Isto é um poema de amor,
isto é um homem a dizê-lo:
e gardénias e montras de figurinos
e desenlaces-laços e destinos,
querida – isto é como a vida.
Doa-me, tal que me não doa,
o perdão: uma pessoa, sabes, erra,
um homem é um bicho da terra:
Sacavém, Abrantes, Amarante, Lisboa
– etc. O amor não existe,
refaz-se.
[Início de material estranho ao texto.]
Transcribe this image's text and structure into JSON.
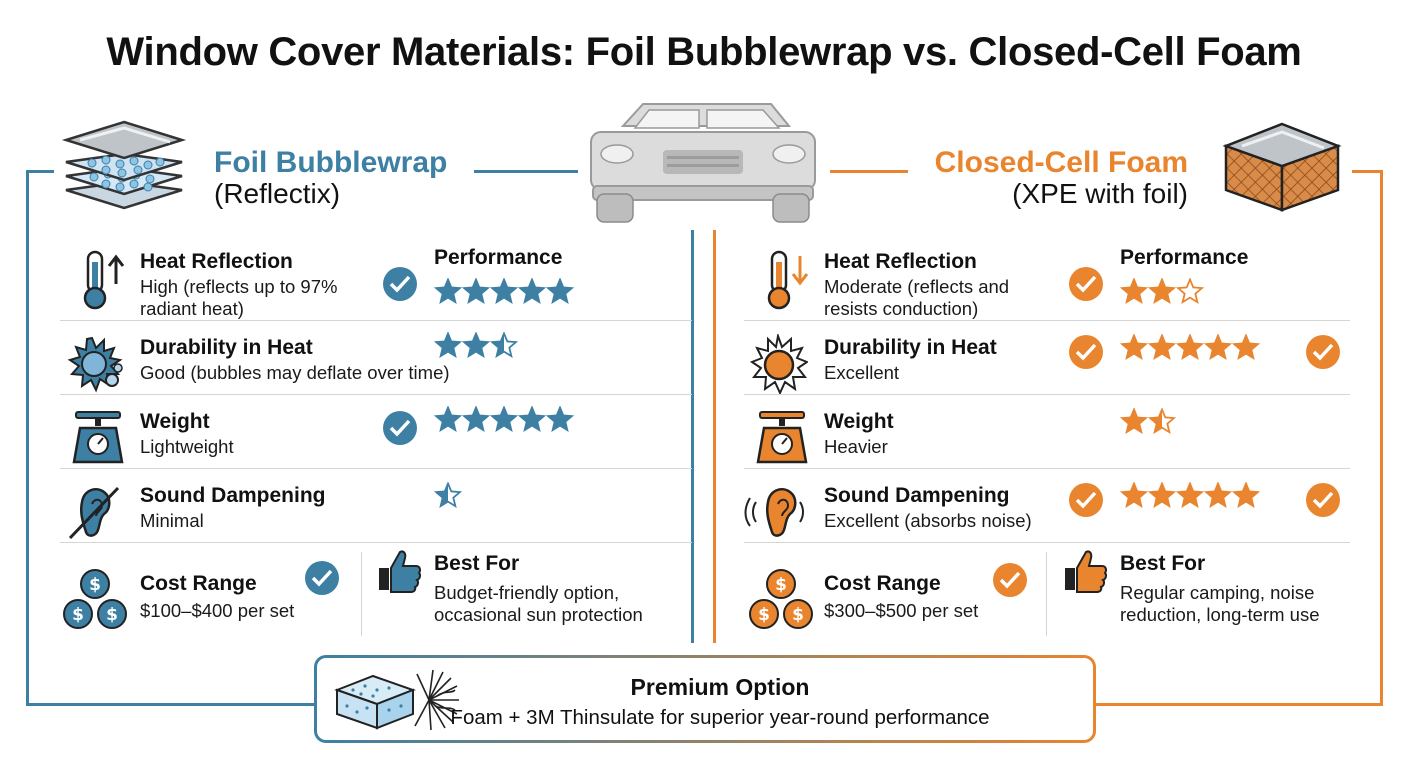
{
  "title": "Window Cover Materials: Foil Bubblewrap vs. Closed-Cell Foam",
  "colors": {
    "blue": "#3d80a4",
    "orange": "#e8852e"
  },
  "left": {
    "name": "Foil Bubblewrap",
    "subtitle": "(Reflectix)",
    "performance_label": "Performance",
    "rows": [
      {
        "icon": "thermometer-up-icon",
        "label": "Heat Reflection",
        "value": "High (reflects up to 97% radiant heat)",
        "checked": true,
        "rating": 5
      },
      {
        "icon": "sun-bubbles-icon",
        "label": "Durability in Heat",
        "value": "Good (bubbles may deflate over time)",
        "checked": false,
        "rating": 2.5
      },
      {
        "icon": "scale-icon",
        "label": "Weight",
        "value": "Lightweight",
        "checked": true,
        "rating": 5
      },
      {
        "icon": "ear-muted-icon",
        "label": "Sound Dampening",
        "value": "Minimal",
        "checked": false,
        "rating": 0.5
      }
    ],
    "cost": {
      "label": "Cost Range",
      "value": "$100–$400 per set",
      "checked": true
    },
    "best_for": {
      "label": "Best For",
      "value": "Budget-friendly option, occasional sun protection"
    }
  },
  "right": {
    "name": "Closed-Cell Foam",
    "subtitle": "(XPE with foil)",
    "performance_label": "Performance",
    "rows": [
      {
        "icon": "thermometer-down-icon",
        "label": "Heat Reflection",
        "value": "Moderate (reflects and resists conduction)",
        "checked": true,
        "rating": 2,
        "extra_check": false
      },
      {
        "icon": "sun-icon",
        "label": "Durability in Heat",
        "value": "Excellent",
        "checked": true,
        "rating": 5,
        "extra_check": true
      },
      {
        "icon": "scale-icon",
        "label": "Weight",
        "value": "Heavier",
        "checked": false,
        "rating": 1.5,
        "extra_check": false
      },
      {
        "icon": "ear-sound-icon",
        "label": "Sound Dampening",
        "value": "Excellent (absorbs noise)",
        "checked": true,
        "rating": 5,
        "extra_check": true
      }
    ],
    "cost": {
      "label": "Cost Range",
      "value": "$300–$500 per set",
      "checked": true
    },
    "best_for": {
      "label": "Best For",
      "value": "Regular camping, noise reduction, long-term use"
    }
  },
  "premium": {
    "title": "Premium Option",
    "subtitle": "Foam + 3M Thinsulate for superior year-round performance"
  }
}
Em tardes como hoje pluviais,
digo-te eu ainda um pouco mais:
uma latita de pasta de atum, uma broa
(Sacavém, Abrantes, Amarante, Lisboa),
perdoa-me, que me não doa o coração.
Do resto falamos quando a segunda metade de um
chegar finalmente a casa, a
que agora volto pela primeira vez.
*
Um dia de chuva por toda a Coimbra destes dias. As pessoas entarameladas de humidade como pardais da fala. Eu ante este fogão frio, finando-se com vagar este Março. Este Março (dia 3) da morte da minha Mãe. As horas fechadas como punhos: taquicardíacas, por assim dizer. Faço por pensar em prosa – mas é que a rosa me toma, licorosa : e então a craniana bola iço ao aço da chuva, que miro em guardado silêncio-imo. Olho a ganga dos cus das mulheres (elas fazem-nos o mesmo: é lirismo), emborco o teor do meu cálice, vou-aqui-vou-ali – e nem do sítio mental saio, que a vida não está nem para excursões nem para amendoeiras em flor.